Des dysfonctionnements inacceptables qui ébranlent la confiance
L’affaire de la disparition de Lyhanna a mis au jour des failles graves dans les enquêtes menées sur le suspect, provoquant l’indignation jusqu’aux plus hauts niveaux de l’État. La porte-parole du gouvernement, Maud Bregeon, a exprimé publiquement sa compréhension face à la « colère » légitime des Français devant ces dysfonctionnements.
Cette reconnaissance officielle soulève une question fondamentale : comment notre système judiciaire a-t-il pu laisser passer de telles défaillances ? Celles-ci ne sont pas anodines. Elles représentent une faille majeure dans la chaîne de sécurité censée protéger les citoyens et garantir la justice.
Un aveu de responsabilité politique
Le fait que le gouvernement lui-même qualifie la situation d’« insupportable » montre l’ampleur du problème. Il ne s’agit plus de microbes administratifs, mais de dysfonctionnements systémiques dans les enquêtes elles-mêmes. Cela soulève des questions légitimes : qui était responsable ? Pourquoi les alertes n’ont-elles pas été entendues ? Comment prévenir de tels manquements à l’avenir ?
Maud Bregeon a également plaidé pour « continuer à augmenter les moyens » destinés au système judiciaire. Une proposition qui, bien qu’elle aille dans le bon sens, arrive après les faits. Les moyens existent : ce qui manque, manifestement, c’est la volonté d’organisation, de vigilance et de réactivité.
Une sécurité en question
Pour nos lecteurs de Nouvelle-Aquitaine, comme pour tous les Français, cette affaire cristallise une angoisse profonde : celle de la sécurité de leurs proches. Les parents, les enfants, les familles ont le droit de pouvoir compter sur un système qui fonctionne, qui ne s’endort pas, qui ne laisse pas de failles béantes.
Les dysfonctionnements révélés ne sont pas qu’une question bureaucratique. Ils reflètent un véritable problème de chaîne de commandement, de suivi et de coordination entre les services. Dans une démocratie qui se respecte, cela n’est pas acceptable.

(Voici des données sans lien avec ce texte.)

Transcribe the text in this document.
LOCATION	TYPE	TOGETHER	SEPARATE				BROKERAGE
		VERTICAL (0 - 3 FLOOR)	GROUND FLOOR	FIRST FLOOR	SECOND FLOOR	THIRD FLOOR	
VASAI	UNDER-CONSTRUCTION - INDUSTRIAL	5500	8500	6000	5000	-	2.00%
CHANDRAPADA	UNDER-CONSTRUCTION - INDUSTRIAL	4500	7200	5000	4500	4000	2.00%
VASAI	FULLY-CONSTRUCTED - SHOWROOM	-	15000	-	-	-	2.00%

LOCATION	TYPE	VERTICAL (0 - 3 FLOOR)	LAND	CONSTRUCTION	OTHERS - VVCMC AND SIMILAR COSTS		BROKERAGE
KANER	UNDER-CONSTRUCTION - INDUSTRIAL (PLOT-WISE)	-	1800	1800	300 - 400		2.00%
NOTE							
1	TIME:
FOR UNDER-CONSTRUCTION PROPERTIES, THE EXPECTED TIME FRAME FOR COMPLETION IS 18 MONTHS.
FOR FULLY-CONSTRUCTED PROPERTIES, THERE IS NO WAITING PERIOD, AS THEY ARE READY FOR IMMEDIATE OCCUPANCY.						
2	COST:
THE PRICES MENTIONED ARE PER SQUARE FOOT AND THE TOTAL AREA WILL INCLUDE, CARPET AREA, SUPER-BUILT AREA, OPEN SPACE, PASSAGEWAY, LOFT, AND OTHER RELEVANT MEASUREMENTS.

L’attente d’un vrai changement
L’indignation gouvernementale est bienvenue, mais elle doit déboucher sur des actes concrets et visibles. Les citoyens attendent plus que des paroles : ils demandent des réformes, une réelle amélioration du fonctionnement, une transparence sur ce qui s’est passé et comment cela ne se reproduira plus.
La question de la sécurité de nos territoires et de nos familles n’est pas négociable. Elle doit rester au cœur des priorités publiques, loin des calculs politiciens.